Um 1700 erteilte ein Laie den Unterricht, ein Chorherr war Religionslehrer und „Oberinspektor“ der Schule. Von den fünf Unterrichtsstunden waren zwei dem Choralgesang gewidmet.

Im 18. Jahrhundert besuchten 24 Schüler die Klosterschule, zwölf wurden besonders im gregorianischen Gesang ausgebildet und sangen bei den verschiedenen Gottesdiensten, zwölf erhielten Unterricht an verschiedenen Instrumenten der Kirchenmusik, aber auch in allgemeinbildenden Fächern.

Im 19. Jahrhundert genossen zwei Drittel der Schüler freie Verpflegung, hatten allerdings gewisse Verpflichtungen (z. B. Singen beim Gottesdienst). Unterrichtet wurden sie meist von zwei Chorherren in Gesang, Instrumentalmusik und allgemeinbildenden Gegenständen. Bis zum Ersten Weltkrieg hatte dieses „Singknabeninstitut“ den Charakter einer heutigen Mittelschule, wobei allerdings ein Schwerpunkt die Musik war, und bereitete die Knaben auf das Gymnasium oder die Lehrerbildungsanstalt oder aber auch für den Organistendienst vor. Je nach Vorbereitung und Lernfortschritt dauerte der Unterricht ein bis vier Jahre.

Auch in der Zwischenkriegszeit behielt die Schule diesen Charakter bei. Sie hieß nun „scuola apostolica“, die deutsche Unterrichtssprache konnte beibehalten werden; so wurden in der schwierigen Zeit des Faschismus den Schülern solide Deutschkenntnisse vermittelt. Prof. Josef Gasser war der Musiklehrer. Das Ende der Schule wurde nicht durch die Faschisten, sondern von der Arbeitsgemeinschaft der Optanten für Deutschland herbeigeführt. Am 15. September 1943 wurde das Institutsgebäude beschlagnahmt.

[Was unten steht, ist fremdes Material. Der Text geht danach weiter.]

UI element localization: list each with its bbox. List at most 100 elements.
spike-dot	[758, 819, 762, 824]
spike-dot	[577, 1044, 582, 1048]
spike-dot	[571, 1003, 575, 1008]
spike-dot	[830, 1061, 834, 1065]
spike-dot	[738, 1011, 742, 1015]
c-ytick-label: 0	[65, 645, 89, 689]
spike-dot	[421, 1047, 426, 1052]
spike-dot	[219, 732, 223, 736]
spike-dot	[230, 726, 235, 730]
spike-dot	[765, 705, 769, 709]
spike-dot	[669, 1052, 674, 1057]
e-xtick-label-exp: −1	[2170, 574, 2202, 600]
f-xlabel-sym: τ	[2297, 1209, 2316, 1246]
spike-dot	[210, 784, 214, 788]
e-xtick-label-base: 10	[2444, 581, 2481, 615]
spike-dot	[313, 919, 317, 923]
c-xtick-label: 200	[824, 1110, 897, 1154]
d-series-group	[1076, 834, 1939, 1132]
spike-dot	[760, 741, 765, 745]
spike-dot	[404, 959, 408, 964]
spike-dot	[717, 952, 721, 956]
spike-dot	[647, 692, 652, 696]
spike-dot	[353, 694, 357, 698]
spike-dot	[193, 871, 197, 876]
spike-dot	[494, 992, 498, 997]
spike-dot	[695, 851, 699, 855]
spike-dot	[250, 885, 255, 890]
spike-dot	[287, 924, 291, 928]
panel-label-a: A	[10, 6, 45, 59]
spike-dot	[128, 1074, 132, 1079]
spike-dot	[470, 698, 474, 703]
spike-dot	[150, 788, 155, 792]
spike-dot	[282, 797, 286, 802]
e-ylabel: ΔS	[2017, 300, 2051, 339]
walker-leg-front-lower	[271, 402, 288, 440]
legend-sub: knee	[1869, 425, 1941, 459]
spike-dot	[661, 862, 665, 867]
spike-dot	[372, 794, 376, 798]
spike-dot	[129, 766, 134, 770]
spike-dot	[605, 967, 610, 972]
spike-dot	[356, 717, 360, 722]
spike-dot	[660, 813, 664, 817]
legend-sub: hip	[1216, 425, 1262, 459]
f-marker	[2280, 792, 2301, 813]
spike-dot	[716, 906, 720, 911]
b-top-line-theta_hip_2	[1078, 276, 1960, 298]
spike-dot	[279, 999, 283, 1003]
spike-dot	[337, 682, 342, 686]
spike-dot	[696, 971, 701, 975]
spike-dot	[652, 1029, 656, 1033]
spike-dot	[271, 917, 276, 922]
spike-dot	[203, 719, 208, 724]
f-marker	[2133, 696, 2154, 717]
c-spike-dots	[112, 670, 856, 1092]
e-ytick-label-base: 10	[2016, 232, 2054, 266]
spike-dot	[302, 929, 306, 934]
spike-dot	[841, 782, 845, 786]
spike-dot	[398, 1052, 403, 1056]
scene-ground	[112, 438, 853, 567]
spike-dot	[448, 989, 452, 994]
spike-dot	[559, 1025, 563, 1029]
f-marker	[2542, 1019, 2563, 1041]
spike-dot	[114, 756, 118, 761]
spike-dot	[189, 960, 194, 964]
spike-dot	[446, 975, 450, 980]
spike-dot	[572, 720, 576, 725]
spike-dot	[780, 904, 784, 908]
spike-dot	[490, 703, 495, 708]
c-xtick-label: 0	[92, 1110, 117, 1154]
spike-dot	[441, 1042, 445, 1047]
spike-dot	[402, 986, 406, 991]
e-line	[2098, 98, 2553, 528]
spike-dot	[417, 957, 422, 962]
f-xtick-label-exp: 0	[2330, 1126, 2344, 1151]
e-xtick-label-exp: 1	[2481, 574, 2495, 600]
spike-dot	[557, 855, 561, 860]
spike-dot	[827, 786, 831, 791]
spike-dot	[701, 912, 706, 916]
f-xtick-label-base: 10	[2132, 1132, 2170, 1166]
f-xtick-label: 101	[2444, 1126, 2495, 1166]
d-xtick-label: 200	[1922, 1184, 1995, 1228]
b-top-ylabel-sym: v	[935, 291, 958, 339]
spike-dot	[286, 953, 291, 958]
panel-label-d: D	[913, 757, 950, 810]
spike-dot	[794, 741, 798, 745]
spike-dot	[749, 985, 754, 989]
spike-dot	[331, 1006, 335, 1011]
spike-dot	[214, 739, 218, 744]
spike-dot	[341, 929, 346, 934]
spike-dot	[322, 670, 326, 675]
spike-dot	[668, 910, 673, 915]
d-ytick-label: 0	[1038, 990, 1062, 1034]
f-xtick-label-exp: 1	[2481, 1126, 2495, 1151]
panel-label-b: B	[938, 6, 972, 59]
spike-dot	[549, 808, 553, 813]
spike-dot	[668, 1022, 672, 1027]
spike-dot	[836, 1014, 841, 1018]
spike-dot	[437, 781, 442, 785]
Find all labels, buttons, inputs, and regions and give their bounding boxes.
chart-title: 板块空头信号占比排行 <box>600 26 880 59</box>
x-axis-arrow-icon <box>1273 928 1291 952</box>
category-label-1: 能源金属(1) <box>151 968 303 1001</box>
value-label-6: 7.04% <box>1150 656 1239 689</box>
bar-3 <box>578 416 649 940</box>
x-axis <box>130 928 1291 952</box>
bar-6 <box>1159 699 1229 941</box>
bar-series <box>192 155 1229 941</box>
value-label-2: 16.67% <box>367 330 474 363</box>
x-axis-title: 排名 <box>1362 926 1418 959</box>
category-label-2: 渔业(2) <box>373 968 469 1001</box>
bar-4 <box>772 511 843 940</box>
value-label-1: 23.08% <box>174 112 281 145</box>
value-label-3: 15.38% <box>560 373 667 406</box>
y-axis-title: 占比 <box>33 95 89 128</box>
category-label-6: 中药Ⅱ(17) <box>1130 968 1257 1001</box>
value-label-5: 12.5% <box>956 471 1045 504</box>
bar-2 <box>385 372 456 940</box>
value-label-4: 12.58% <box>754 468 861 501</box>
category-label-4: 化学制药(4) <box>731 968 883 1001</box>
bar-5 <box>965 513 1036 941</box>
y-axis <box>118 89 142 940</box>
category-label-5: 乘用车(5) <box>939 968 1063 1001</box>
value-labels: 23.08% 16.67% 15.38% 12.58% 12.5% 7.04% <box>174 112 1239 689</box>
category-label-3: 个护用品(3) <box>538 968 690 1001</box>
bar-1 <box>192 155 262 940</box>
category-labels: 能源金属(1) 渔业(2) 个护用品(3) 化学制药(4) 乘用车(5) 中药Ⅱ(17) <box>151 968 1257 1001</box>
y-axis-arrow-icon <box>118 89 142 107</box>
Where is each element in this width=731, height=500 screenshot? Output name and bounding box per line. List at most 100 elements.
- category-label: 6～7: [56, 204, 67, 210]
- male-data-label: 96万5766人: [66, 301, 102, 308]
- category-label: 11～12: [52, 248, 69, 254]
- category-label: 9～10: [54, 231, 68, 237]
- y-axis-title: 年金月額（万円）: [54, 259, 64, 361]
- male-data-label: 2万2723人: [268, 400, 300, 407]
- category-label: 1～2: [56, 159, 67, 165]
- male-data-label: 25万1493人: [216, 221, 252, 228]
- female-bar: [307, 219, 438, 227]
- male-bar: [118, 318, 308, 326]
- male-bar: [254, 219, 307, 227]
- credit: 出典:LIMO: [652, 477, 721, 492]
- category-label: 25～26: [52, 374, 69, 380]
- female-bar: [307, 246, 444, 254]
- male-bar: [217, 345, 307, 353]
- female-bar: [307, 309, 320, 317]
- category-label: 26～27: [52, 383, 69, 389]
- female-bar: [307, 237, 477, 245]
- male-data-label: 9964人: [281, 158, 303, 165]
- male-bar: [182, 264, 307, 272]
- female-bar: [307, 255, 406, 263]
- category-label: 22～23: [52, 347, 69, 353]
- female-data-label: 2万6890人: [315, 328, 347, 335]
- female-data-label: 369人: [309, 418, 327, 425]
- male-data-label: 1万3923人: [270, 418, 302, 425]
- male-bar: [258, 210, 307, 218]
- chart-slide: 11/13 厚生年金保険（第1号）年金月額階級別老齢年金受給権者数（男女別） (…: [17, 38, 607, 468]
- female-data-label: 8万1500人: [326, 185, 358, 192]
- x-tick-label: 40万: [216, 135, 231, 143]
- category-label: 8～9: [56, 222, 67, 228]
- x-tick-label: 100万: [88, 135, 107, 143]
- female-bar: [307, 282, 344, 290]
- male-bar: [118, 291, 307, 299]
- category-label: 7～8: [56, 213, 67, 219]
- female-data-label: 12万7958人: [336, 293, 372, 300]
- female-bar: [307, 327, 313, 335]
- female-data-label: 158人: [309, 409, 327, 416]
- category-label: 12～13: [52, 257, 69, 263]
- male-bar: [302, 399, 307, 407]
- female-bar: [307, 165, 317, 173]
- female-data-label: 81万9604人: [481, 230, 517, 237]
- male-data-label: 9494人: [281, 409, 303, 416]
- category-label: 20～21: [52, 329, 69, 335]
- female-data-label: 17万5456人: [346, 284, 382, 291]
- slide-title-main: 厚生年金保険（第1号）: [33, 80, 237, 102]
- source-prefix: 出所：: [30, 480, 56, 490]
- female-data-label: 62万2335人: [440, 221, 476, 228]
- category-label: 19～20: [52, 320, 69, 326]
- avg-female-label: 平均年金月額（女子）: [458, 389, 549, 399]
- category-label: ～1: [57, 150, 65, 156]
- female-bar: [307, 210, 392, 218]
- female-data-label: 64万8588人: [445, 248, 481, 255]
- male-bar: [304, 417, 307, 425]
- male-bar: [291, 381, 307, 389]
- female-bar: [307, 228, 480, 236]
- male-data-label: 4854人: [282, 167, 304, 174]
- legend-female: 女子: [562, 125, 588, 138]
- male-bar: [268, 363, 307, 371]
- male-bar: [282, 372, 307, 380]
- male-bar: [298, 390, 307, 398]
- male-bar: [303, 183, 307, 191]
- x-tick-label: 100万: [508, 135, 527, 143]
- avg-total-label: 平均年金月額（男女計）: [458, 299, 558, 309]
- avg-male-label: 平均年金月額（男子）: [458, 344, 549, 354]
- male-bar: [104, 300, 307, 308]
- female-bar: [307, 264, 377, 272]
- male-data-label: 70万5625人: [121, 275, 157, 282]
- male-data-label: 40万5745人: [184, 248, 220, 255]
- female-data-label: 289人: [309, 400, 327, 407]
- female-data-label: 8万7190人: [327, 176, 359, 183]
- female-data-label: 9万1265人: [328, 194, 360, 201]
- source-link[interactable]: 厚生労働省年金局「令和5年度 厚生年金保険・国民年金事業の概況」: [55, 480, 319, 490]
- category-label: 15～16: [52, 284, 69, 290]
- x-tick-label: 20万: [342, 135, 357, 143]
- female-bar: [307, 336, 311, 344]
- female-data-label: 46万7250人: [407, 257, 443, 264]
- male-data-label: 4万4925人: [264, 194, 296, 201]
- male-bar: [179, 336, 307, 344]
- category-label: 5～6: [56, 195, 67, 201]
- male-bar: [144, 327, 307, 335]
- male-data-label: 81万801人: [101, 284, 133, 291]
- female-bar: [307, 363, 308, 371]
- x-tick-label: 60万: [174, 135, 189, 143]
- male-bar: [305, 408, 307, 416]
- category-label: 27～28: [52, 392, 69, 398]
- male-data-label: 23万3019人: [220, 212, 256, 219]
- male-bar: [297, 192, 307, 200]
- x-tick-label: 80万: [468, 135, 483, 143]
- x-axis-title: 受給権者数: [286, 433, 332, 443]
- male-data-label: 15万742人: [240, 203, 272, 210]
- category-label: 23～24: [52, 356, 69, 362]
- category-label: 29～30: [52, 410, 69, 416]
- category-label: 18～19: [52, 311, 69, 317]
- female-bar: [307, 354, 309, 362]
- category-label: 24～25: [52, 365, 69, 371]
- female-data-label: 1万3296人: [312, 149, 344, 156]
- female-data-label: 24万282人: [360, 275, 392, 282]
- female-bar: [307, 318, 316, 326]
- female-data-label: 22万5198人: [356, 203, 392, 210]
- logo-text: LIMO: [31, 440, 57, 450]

Bereits im Herbst 1945 wurde die Schule jedoch wieder eröffnet. Von 1946 an gab es in Neustift eine zweijährige private Kaufmännische Vorbildungsschule und ein privates humanistisches Gymnasium. An beiden Schulen unterrichteten fast ausschließlich Chorherren. Als im Jahre 1963 in Italien die Einheitsmittelschule eingeführt wurde, übernahm auch Neustift diesen Schultyp.